Pour les organisateurs, c'étaient la 18ème édition et 310 participants.
Pour les neuf-dix membres de la section du CAB Brabant qui s'étaient réunis
à cette occasion, en famille et entre amis, c'était la xème, la yème ou la
toute première fois.
Mais de quoi s'agissait-il ?
Du Karrim'hoc ! Randonnée d'orientation étalée sur deux jours et remarquablement organisée par le Cercle d'Orientation du Hainaut (HOC).
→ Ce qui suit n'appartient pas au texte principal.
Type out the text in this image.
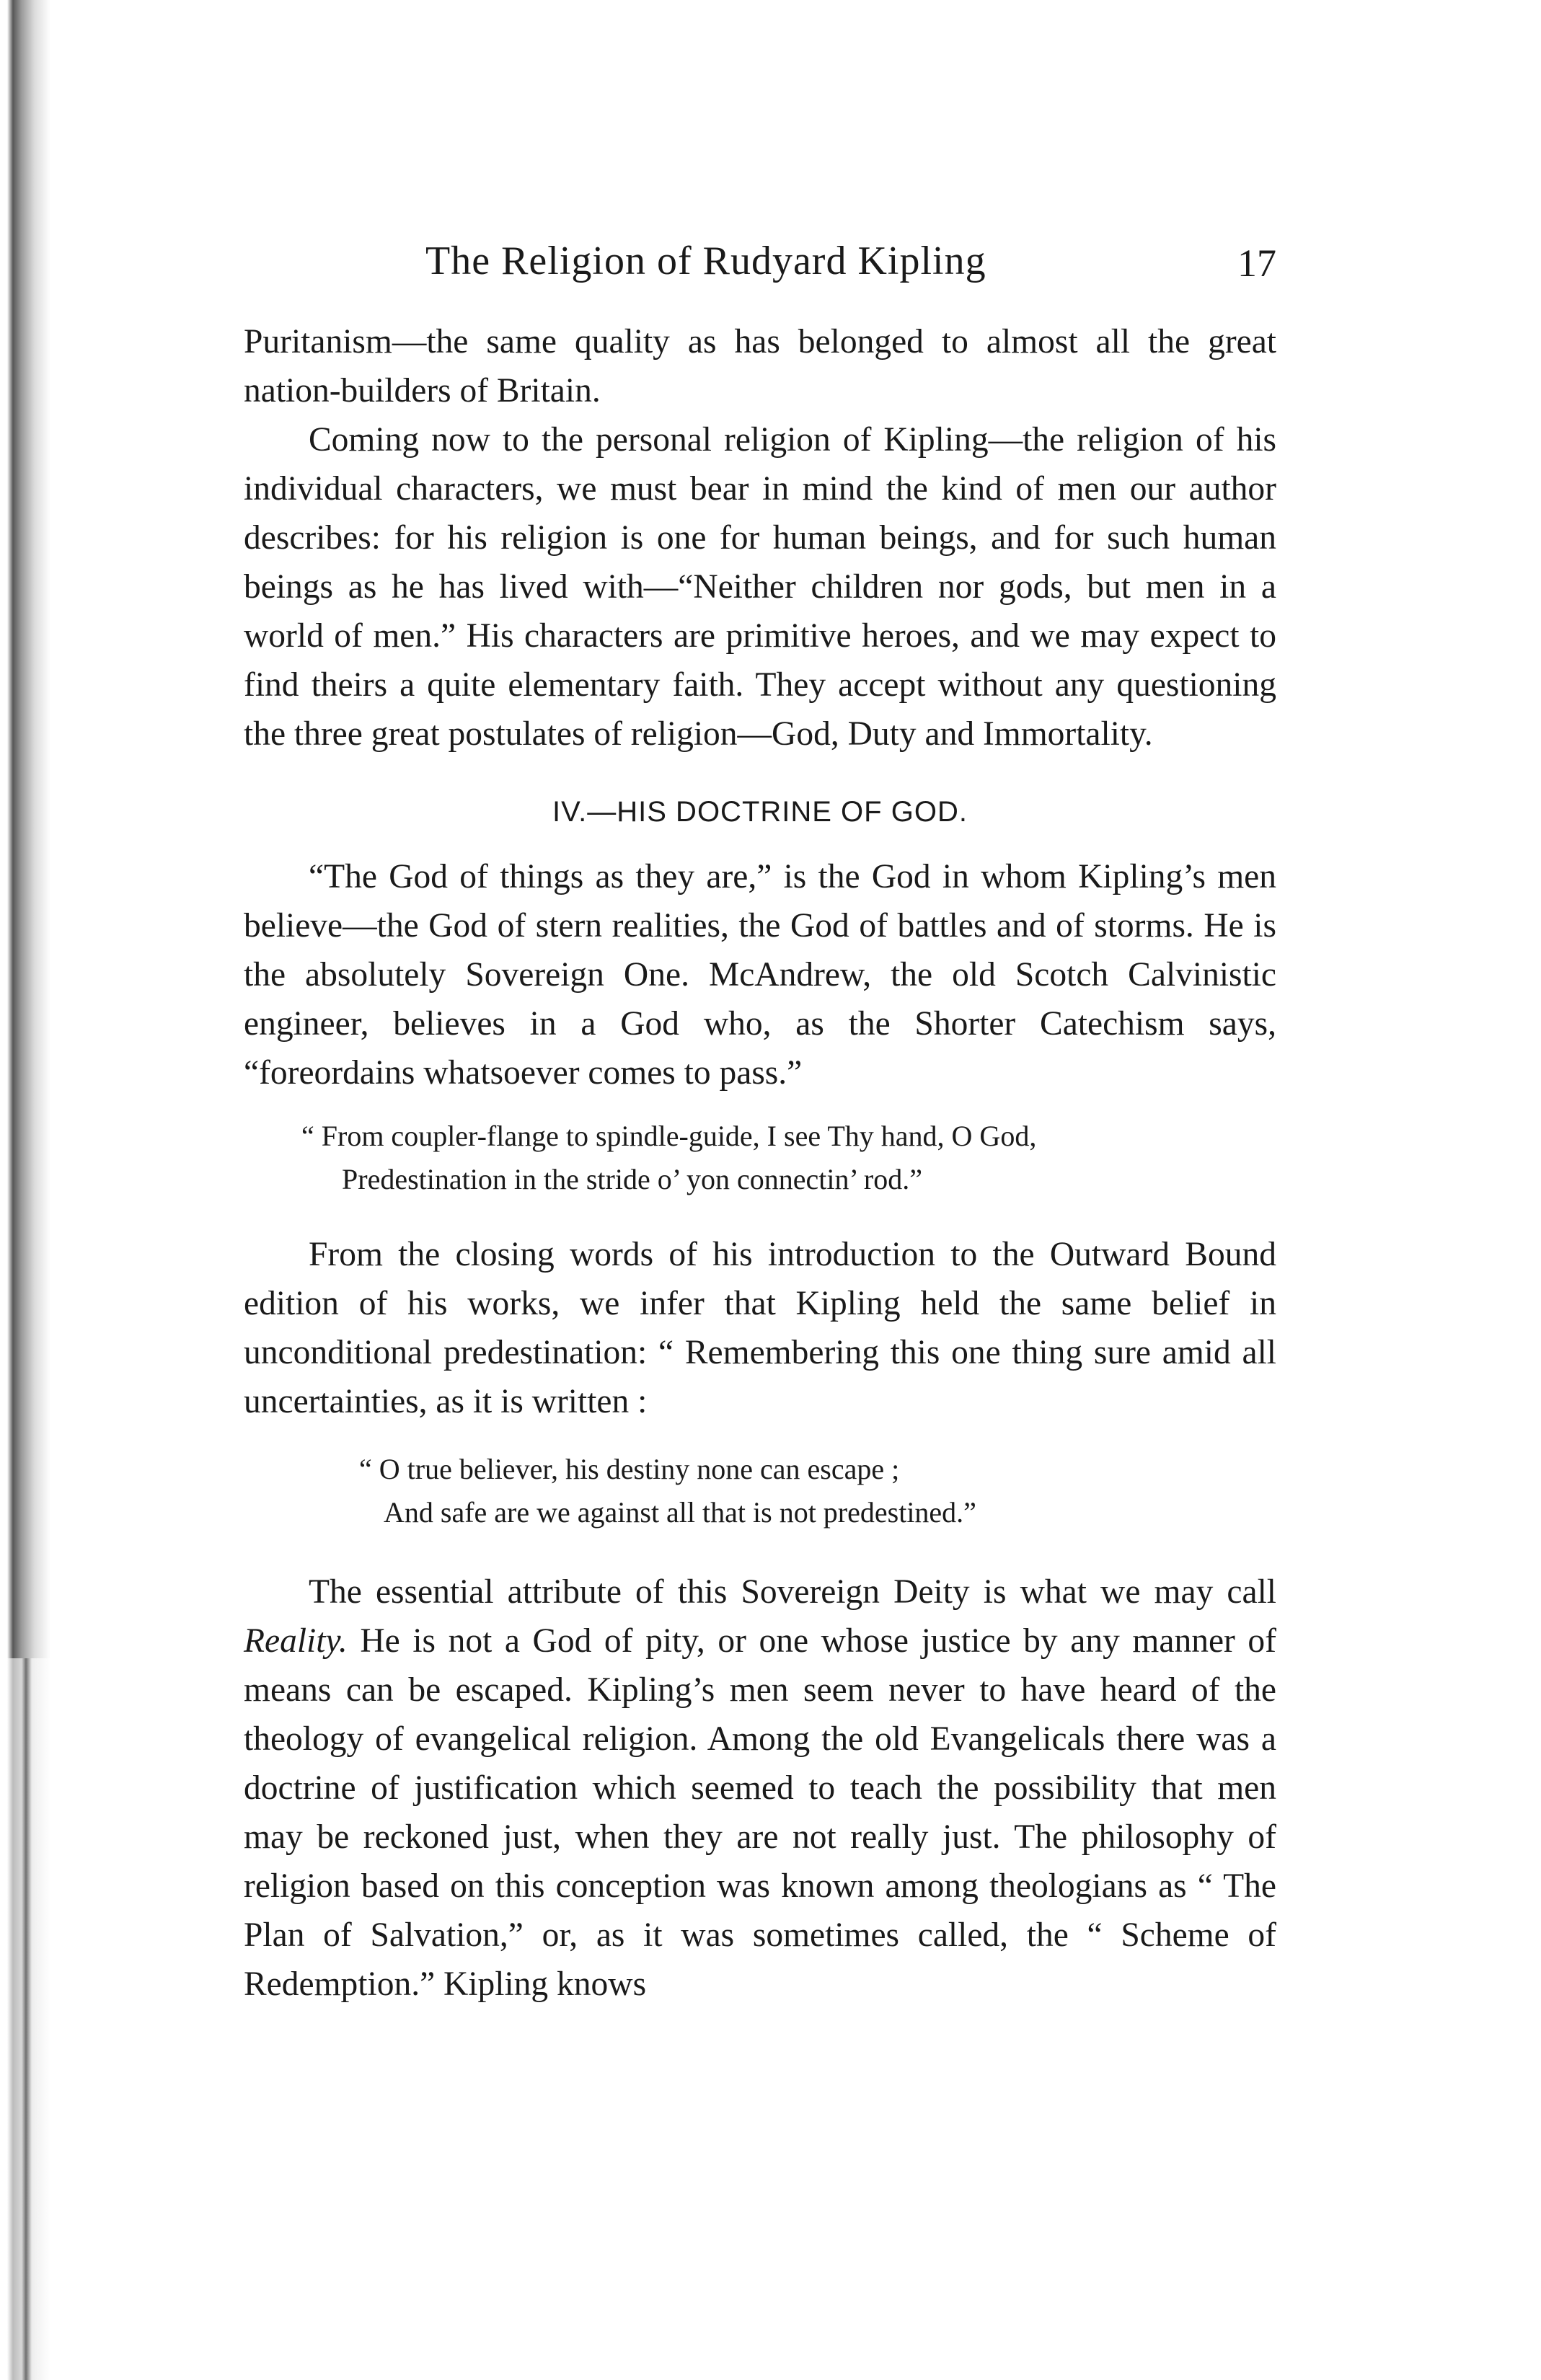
The Religion of Rudyard Kipling	17

Puritanism—the same quality as has belonged to almost all the great nation-builders of Britain.

Coming now to the personal religion of Kipling—the religion of his individual characters, we must bear in mind the kind of men our author describes: for his religion is one for human beings, and for such human beings as he has lived with—“Neither children nor gods, but men in a world of men.” His characters are primitive heroes, and we may expect to find theirs a quite elementary faith. They accept without any questioning the three great postulates of religion—God, Duty and Immortality.

IV.—HIS DOCTRINE OF GOD.

“The God of things as they are,” is the God in whom Kipling’s men believe—the God of stern realities, the God of battles and of storms. He is the absolutely Sovereign One. McAndrew, the old Scotch Calvinistic engineer, believes in a God who, as the Shorter Catechism says, “foreordains whatsoever comes to pass.”

“ From coupler-flange to spindle-guide, I see Thy hand, O God,
Predestination in the stride o’ yon connectin’ rod.”

From the closing words of his introduction to the Outward Bound edition of his works, we infer that Kipling held the same belief in unconditional predestination: “ Remembering this one thing sure amid all uncertainties, as it is written :

“ O true believer, his destiny none can escape ;
And safe are we against all that is not predestined.”

The essential attribute of this Sovereign Deity is what we may call Reality. He is not a God of pity, or one whose justice by any manner of means can be escaped. Kipling’s men seem never to have heard of the theology of evangelical religion. Among the old Evangelicals there was a doctrine of justification which seemed to teach the possibility that men may be reckoned just, when they are not really just. The philosophy of religion based on this conception was known among theologians as “ The Plan of Salvation,” or, as it was sometimes called, the “ Scheme of Redemption.” Kipling knows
Evidemment, HOC ne peut garantir le plein soleil au début du mois de février mais, finalement, la grêle, la pluie et la boue ont aussi contribué, d'une certaine manière, à l'ambiance d'un super week-end. Le Karrim'hoc, c'est un lieu de départ tenu secret jusque quelques jours avant la date prévue et une place pour la nuit, avec petit déjeuner, assurée dans un bungalow en village de vacances. Entre ces deux pôles, des balises de contrôle sont accrochées en des lieux aussi remarquables que "confluence de ruisseaux", "réentrant"…. Chaque équipe essaye donc de trouver le meilleur trajet à l'aide d'une carte à grande échelle (fournie) et d'une boussole (non fournie), en empruntant les sentiers et chemins forestiers. Nous avions choisi le petit parcours, 12 km à vol d'oiseau. Au contraire de l'épreuve de course, il ne s'agit pas d'une compétition et le temps n'est pas vraiment un facteur limitant - les balises restent en place assez longtemps et cette année il ne fallait pas attraper une navette-bus pour rejoindre le lieu de logement. Ainsi, c'est sans stress que les membres expérimentés de notre équipe ont pu transmettre aux plus novices tout le plaisir et les bases de la marche d'orientation. Le départ était organisé en France à Revin, au bord de la Meuse. De là, l'encaissement de cette vallée dans le plateau ardennais ne faisait plus de doute pour personne : un versant boisé de 240 m de hauteur nous faisait face, impossible à éviter. Une fois cet obstacle franchi, nous avons ensuite cheminé à travers la forêt domaniale du Francbois-Bryas jusqu'à la frontière. Celle-ci est matérialisée par le ruisseau des Layes ou le Ri d'Alyse, qui étaient gonflés par les pluies des derniers jours et que nous avons franchis à l'aller et au retour, à pieds plus ou moins secs selon les cas. C'est dans la clairière du village d'Oignies-en-Thiérarche que nous avons pu déposer nos sacs à dos le premier soir, pour un repos bien mérité et une soirée de détente. Parmi les curiosités rencontrées au détour des sentiers, citons le "centre géographique de l'Europe" et surtout les traces des anciennes exploitations d'ardoise dont les nombreuses excavations sont encore bien visibles et pour lesquelles un parcours didactique est aménagé du côté français.
L'équipe : Kevin, Florence, Annick, Véronique, Babeth, Claire, Michel, Philippe, Lambert et Philippe.